Durante café da manhã com jornalistas nesta semana, a ministra da Secretaria de Relações Institucionais, Gleisi Hoffmann (PT) disse que cabe à oposição “explicar os envolvimentos de seus governos com essa questão”, referindo-se à crise do Banco Master.

“O governo do Distrito Federal [por conta do BRB] e o governo do Rio de Janeiro [por conta do Rioprevidência] que estão envolvidos aí com fundos de pensão em relação ao Master”, disse.

“A oposição também tem de explicar por que o empresário Fabiano Zettel, que é cunhado do Vorcaro, foi o maior doador individual da campanha de Bolsonaro e do Tarcísio”, acrescentou.

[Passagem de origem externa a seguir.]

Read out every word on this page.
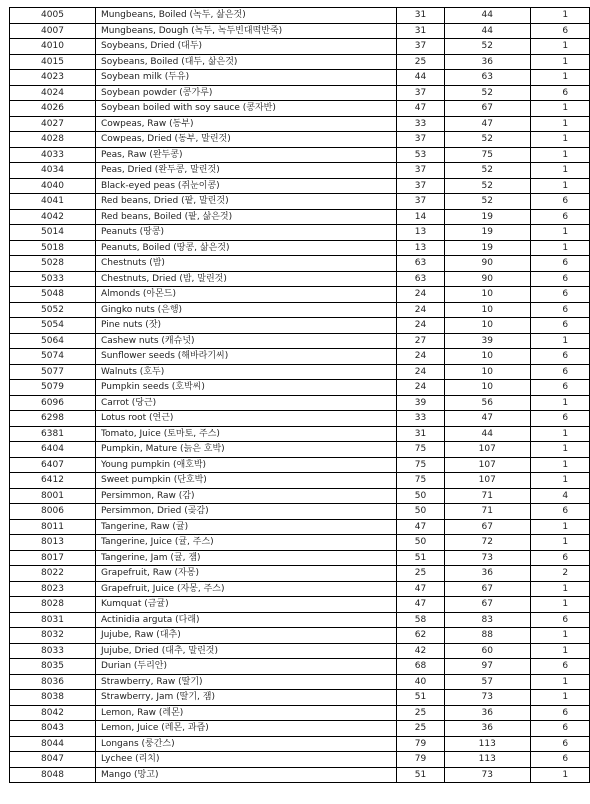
4005	Mungbeans, Boiled (녹두, 삶은것)	31	44	1
4007	Mungbeans, Dough (녹두, 녹두빈대떡반죽)	31	44	6
4010	Soybeans, Dried (대두)	37	52	1
4015	Soybeans, Boiled (대두, 삶은것)	25	36	1
4023	Soybean milk (두유)	44	63	1
4024	Soybean powder (콩가루)	37	52	6
4026	Soybean boiled with soy sauce (콩자반)	47	67	1
4027	Cowpeas, Raw (동부)	33	47	1
4028	Cowpeas, Dried (동부, 말린것)	37	52	1
4033	Peas, Raw (완두콩)	53	75	1
4034	Peas, Dried (완두콩, 말린것)	37	52	1
4040	Black-eyed peas (쥐눈이콩)	37	52	1
4041	Red beans, Dried (팥, 말린것)	37	52	6
4042	Red beans, Boiled (팥, 삶은것)	14	19	6
5014	Peanuts (땅콩)	13	19	1
5018	Peanuts, Boiled (땅콩, 삶은것)	13	19	1
5028	Chestnuts (밤)	63	90	6
5033	Chestnuts, Dried (밤, 말린것)	63	90	6
5048	Almonds (아몬드)	24	10	6
5052	Gingko nuts (은행)	24	10	6
5054	Pine nuts (잣)	24	10	6
5064	Cashew nuts (캐슈넛)	27	39	1
5074	Sunflower seeds (해바라기씨)	24	10	6
5077	Walnuts (호두)	24	10	6
5079	Pumpkin seeds (호박씨)	24	10	6
6096	Carrot (당근)	39	56	1
6298	Lotus root (연근)	33	47	6
6381	Tomato, Juice (토마토, 주스)	31	44	1
6404	Pumpkin, Mature (늙은 호박)	75	107	1
6407	Young pumpkin (애호박)	75	107	1
6412	Sweet pumpkin (단호박)	75	107	1
8001	Persimmon, Raw (감)	50	71	4
8006	Persimmon, Dried (곶감)	50	71	6
8011	Tangerine, Raw (귤)	47	67	1
8013	Tangerine, Juice (귤, 주스)	50	72	1
8017	Tangerine, Jam (귤, 잼)	51	73	6
8022	Grapefruit, Raw (자몽)	25	36	2
8023	Grapefruit, Juice (자몽, 주스)	47	67	1
8028	Kumquat (금귤)	47	67	1
8031	Actinidia arguta (다래)	58	83	6
8032	Jujube, Raw (대추)	62	88	1
8033	Jujube, Dried (대추, 말린것)	42	60	1
8035	Durian (두리안)	68	97	6
8036	Strawberry, Raw (딸기)	40	57	1
8038	Strawberry, Jam (딸기, 잼)	51	73	1
8042	Lemon, Raw (레몬)	25	36	6
8043	Lemon, Juice (레몬, 과즙)	25	36	6
8044	Longans (룽간스)	79	113	6
8047	Lychee (리치)	79	113	6
8048	Mango (망고)	51	73	1
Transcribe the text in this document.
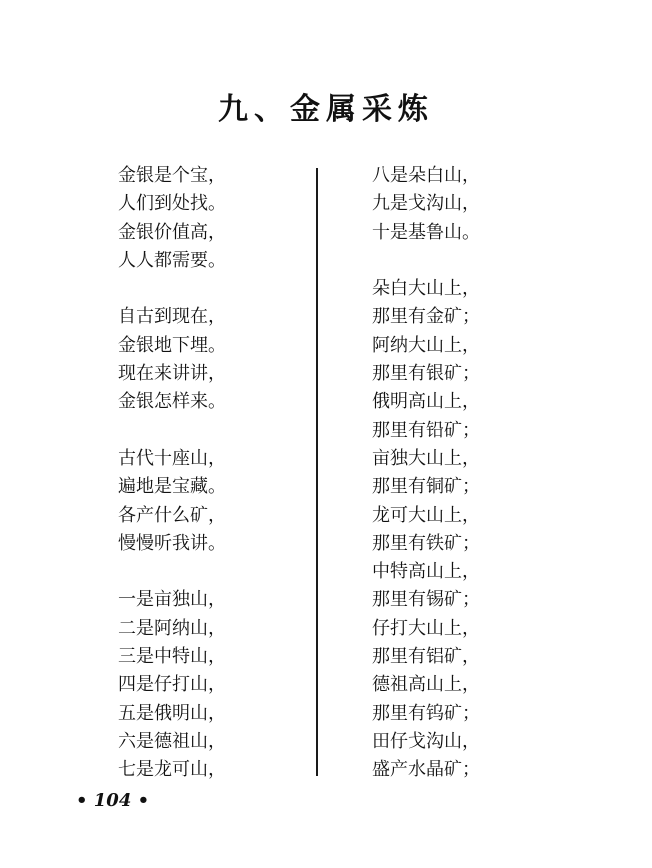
九、金属采炼
金银是个宝，
人们到处找。
金银价值高，
人人都需要。
自古到现在，
金银地下埋。
现在来讲讲，
金银怎样来。
古代十座山，
遍地是宝藏。
各产什么矿，
慢慢听我讲。
一是亩独山，
二是阿纳山，
三是中特山，
四是仔打山，
五是俄明山，
六是德祖山，
七是龙可山，
八是朵白山，
九是戈沟山，
十是基鲁山。
朵白大山上，
那里有金矿；
阿纳大山上，
那里有银矿；
俄明高山上，
那里有铅矿；
亩独大山上，
那里有铜矿；
龙可大山上，
那里有铁矿；
中特高山上，
那里有锡矿；
仔打大山上，
那里有铝矿，
德祖高山上，
那里有钨矿；
田仔戈沟山，
盛产水晶矿；
• 104 •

Quanto a eventuais questionamentos sobre a relação de caciques do PT na Bahia com Augusto Lima, ex-sócio de Vorcaro, Gleisi disse que as acusações precisam de provas.

Indagada sobre a relação do ex-ministro da Justiça e Segurança Pública Ricardo Lewandowski com o Master, ela disse que o dono do Master, Daniel Vorcaro, foi preso ainda no mandato dele à frente da pasta. Portanto, ressaltou que a consultoria do jurista ao Master em nada afetou a investigação.

Ministros próximos a Lula também estão unidos no discurso de que o presidente teria ordenado uma fiscalização rigorosa no caso Master. Quanto ao encontro com Vorcaro, ocorrido em dezembro de 2024, aliados do petista dizem que o presidente recebe muita gente e que, à época, os problemas relacionados ao banco não eram de conhecimento da sociedade.

Por outro lado, no Congresso Nacional, a oposição tem conseguido manter o Palácio do Planalto em alerta. A CPMI (Comissão Parlamentar Mista de Inquérito) do INSS não descarta tentar convocar o empresário Fábio Luís Lula da Silva, o Lulinha, filho do presidente. A convocação de Vorcaro, por sua vez, está prevista para a semana que vem, embora ele deva tentar um habeas corpus para ficar em silêncio.

“Há uma série de procedimentos que vêm blindando o Vorcaro de prestar esclarecimentos à sociedade brasileira […] nós precisamos que um banqueiro, que envolveu metade da república, seja obrigado a falar”, declarou o senador Carlos Viana, presidente da CPMI do INSS.